I went with carb because it won't be my daily driver and the look is very clean for under the hood. EFI isn't real complicated to wire up if you have all the parts ready but finding the parts was near impossible in my area maybe you'd have better luck.

Carb will give you more power for the money, a set of good heads, intake, cam, and carb will create more than enough power if your used to a stock 2.3 :)
 
Alex - do you have any emissions regulations/laws to adhere to up in Nova Scotia? If so, you may want to check out what they have to say about swaps like you're contemplating -- the results of that conversation could have a big impact on your carb vs. efi decision.
 
No we don't have any emission regulations (if you mean yearly testing required). The only thing that just came to my attention is the the Motor Vehicle Laws says I have to get my car inspected before and after the upgrade. I'm still looking into that. I work at a mechanic shop, so getting new/used parts won't be hard, and my Dad and Bro are mechanics (I'm a mechanic in training) so I guess I will have enough support and tools to do the job. Just a dumb question, why would emission be the factor for Carb VS EFI. I'm in learning remember :D
 
carb is less accurate so emissions will be higher. I'm leaving on the 4 cats just so when or if I get pulled over for a "suprise inspection" they'll leave me alone. I dumped the air pump but kept all the parts (will put it back on if I would ever have to do a sniffer test).

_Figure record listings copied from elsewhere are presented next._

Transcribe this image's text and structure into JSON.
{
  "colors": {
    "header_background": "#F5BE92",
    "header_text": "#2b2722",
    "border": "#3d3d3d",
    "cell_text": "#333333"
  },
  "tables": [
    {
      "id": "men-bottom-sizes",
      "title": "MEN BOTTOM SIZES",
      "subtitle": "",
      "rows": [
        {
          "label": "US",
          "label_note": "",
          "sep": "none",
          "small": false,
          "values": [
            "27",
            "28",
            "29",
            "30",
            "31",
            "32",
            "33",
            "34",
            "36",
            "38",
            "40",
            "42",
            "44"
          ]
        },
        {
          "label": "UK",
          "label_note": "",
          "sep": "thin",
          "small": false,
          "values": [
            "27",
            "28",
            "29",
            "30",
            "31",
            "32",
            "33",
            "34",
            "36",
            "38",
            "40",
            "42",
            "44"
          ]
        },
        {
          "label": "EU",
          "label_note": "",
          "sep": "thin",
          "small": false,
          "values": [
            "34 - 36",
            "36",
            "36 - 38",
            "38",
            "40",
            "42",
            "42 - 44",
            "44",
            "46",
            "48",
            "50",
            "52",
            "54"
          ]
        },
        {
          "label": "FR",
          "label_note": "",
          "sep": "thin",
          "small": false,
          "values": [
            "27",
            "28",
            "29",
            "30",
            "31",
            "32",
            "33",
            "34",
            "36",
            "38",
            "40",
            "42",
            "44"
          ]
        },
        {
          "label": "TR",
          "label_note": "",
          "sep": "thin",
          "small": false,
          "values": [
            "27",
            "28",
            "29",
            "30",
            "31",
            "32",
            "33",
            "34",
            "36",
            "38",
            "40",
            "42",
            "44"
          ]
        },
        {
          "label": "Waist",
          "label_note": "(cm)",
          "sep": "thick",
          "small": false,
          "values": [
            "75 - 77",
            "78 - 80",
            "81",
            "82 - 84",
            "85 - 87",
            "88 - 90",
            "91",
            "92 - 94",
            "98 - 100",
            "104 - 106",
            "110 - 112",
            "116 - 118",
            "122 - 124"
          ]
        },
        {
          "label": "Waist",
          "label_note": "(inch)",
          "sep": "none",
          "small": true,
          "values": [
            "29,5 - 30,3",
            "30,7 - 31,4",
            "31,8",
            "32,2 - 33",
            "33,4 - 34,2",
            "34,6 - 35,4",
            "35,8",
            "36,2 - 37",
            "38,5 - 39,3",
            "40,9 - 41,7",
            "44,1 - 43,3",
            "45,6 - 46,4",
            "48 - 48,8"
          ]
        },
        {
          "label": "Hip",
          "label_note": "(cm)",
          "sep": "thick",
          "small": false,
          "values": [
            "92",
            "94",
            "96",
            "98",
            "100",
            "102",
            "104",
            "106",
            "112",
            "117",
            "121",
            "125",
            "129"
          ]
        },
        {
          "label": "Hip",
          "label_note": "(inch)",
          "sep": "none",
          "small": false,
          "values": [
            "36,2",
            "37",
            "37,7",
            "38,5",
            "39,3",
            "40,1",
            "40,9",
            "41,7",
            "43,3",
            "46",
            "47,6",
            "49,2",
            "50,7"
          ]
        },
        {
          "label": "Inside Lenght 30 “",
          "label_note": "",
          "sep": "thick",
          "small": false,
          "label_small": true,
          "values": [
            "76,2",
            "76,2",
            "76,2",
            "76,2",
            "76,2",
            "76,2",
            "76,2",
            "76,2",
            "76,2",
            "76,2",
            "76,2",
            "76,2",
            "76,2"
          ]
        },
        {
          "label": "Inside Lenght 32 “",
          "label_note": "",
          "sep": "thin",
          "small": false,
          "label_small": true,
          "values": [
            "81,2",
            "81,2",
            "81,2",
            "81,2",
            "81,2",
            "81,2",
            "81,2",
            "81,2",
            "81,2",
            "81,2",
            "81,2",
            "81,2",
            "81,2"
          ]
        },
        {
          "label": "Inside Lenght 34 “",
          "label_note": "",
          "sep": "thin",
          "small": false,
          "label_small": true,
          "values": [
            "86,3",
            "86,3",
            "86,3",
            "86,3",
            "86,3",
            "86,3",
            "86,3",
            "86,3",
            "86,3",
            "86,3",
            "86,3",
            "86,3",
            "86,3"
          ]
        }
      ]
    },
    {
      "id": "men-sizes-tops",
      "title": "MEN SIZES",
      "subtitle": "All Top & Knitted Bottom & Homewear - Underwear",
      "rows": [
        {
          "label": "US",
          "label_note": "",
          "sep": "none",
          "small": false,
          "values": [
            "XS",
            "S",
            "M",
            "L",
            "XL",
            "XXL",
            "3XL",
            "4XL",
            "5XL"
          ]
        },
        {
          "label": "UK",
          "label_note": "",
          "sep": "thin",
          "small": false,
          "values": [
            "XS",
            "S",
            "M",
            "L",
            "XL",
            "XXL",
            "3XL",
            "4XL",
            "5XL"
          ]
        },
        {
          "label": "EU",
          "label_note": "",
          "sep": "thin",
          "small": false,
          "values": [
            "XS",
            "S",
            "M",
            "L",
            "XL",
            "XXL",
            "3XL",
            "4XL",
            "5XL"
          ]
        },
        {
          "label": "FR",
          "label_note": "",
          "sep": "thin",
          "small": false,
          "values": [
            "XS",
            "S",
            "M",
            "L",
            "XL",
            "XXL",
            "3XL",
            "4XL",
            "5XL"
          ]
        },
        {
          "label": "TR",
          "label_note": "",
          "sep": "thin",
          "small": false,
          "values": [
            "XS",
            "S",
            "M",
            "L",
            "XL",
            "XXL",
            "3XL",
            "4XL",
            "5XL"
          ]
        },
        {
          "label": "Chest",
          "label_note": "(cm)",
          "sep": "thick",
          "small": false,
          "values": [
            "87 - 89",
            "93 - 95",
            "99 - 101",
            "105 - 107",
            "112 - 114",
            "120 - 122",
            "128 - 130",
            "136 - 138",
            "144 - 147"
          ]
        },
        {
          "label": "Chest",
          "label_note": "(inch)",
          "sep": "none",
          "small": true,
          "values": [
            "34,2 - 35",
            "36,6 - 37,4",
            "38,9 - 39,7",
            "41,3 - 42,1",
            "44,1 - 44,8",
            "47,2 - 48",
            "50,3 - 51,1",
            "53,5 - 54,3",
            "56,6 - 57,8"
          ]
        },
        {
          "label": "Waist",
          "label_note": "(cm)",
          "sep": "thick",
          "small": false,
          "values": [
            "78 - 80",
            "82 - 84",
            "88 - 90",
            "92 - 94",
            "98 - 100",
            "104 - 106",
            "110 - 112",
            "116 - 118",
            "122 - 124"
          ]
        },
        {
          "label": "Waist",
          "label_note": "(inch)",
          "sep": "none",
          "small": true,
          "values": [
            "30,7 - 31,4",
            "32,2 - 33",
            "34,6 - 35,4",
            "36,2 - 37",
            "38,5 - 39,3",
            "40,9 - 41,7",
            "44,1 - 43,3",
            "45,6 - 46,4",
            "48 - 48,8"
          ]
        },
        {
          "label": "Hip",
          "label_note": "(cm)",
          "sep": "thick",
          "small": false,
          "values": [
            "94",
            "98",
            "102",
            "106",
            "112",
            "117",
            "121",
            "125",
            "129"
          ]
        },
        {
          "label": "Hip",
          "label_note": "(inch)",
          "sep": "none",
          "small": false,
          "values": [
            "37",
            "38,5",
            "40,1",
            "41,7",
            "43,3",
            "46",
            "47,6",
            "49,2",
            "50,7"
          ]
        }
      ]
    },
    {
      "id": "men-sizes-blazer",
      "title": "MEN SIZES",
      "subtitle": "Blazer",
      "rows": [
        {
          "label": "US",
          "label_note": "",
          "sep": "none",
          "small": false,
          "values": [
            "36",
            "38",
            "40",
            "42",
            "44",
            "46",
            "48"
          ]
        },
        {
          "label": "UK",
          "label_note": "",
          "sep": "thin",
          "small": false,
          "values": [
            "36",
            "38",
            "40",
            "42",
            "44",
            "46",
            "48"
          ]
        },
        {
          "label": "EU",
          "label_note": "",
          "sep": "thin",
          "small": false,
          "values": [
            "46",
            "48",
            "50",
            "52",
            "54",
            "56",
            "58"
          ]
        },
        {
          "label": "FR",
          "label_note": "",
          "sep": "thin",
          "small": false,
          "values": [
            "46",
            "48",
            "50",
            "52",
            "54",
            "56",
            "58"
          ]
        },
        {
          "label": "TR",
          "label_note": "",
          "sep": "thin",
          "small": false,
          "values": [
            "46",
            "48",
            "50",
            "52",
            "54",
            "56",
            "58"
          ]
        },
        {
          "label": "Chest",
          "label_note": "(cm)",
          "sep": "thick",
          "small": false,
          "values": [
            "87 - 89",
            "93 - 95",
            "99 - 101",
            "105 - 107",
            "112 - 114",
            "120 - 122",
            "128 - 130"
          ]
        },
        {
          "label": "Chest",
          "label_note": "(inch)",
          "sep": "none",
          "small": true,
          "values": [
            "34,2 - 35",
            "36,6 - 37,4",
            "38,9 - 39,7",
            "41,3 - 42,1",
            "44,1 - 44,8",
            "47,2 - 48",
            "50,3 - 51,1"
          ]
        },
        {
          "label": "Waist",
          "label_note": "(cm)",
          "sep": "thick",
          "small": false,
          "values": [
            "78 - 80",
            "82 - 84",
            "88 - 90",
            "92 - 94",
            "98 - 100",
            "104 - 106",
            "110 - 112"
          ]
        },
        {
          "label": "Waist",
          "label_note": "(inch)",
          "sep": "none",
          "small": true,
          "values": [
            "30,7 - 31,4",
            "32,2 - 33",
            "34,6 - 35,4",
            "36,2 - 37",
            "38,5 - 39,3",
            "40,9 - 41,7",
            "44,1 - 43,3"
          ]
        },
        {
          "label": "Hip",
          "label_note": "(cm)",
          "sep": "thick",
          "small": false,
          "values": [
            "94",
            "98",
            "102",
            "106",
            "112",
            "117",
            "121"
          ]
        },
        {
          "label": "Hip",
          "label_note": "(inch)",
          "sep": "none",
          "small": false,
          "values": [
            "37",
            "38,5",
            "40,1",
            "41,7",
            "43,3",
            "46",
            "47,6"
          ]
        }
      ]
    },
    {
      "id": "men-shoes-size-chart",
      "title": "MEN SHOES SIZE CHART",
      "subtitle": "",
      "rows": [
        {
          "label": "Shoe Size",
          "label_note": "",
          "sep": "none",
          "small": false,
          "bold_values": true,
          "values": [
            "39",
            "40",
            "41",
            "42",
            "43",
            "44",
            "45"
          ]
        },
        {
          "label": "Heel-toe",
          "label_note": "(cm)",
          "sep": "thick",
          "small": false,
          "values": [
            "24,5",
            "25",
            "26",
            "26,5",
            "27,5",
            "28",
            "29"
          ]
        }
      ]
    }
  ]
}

Just pick up all the EFI parts including all the smog and keep them in storage because laws will only become more strict as the time goes by. You never know what can happen. Just imagine every stang owner out there looking for smog parts, just be prepaired lol
 
It depends on the nature of the laws/regs. Down here they vary state to state and even county to county. In some areas, converting a car that came with efi to a carb won't pass the emissions inspection - you could only put a carb engine in it if it originally came with carb engine. And even if you could get around that, any place that has a sniffer test to pass - it's almost impossible to get a carbed car to pass the smog limits that are applicable to the vehicle that originally came with efi. The efi with feedback from O2 sensors and catalytic converters does a much better job controlling (O2 sensors and efi) and cleaning up (cats) the exhaust than you can do with a carb. But it's usually a moot point - most locales down here that have really rigid requirements - you would never get an efi to carb conversion on the sniffer in the first place - they'd fail you on the visual for the car not having efi.

But all that's moot if you don't have those types of laws to live with. And not all places are like that down here - most places have no emissions inspection or there's a way around them.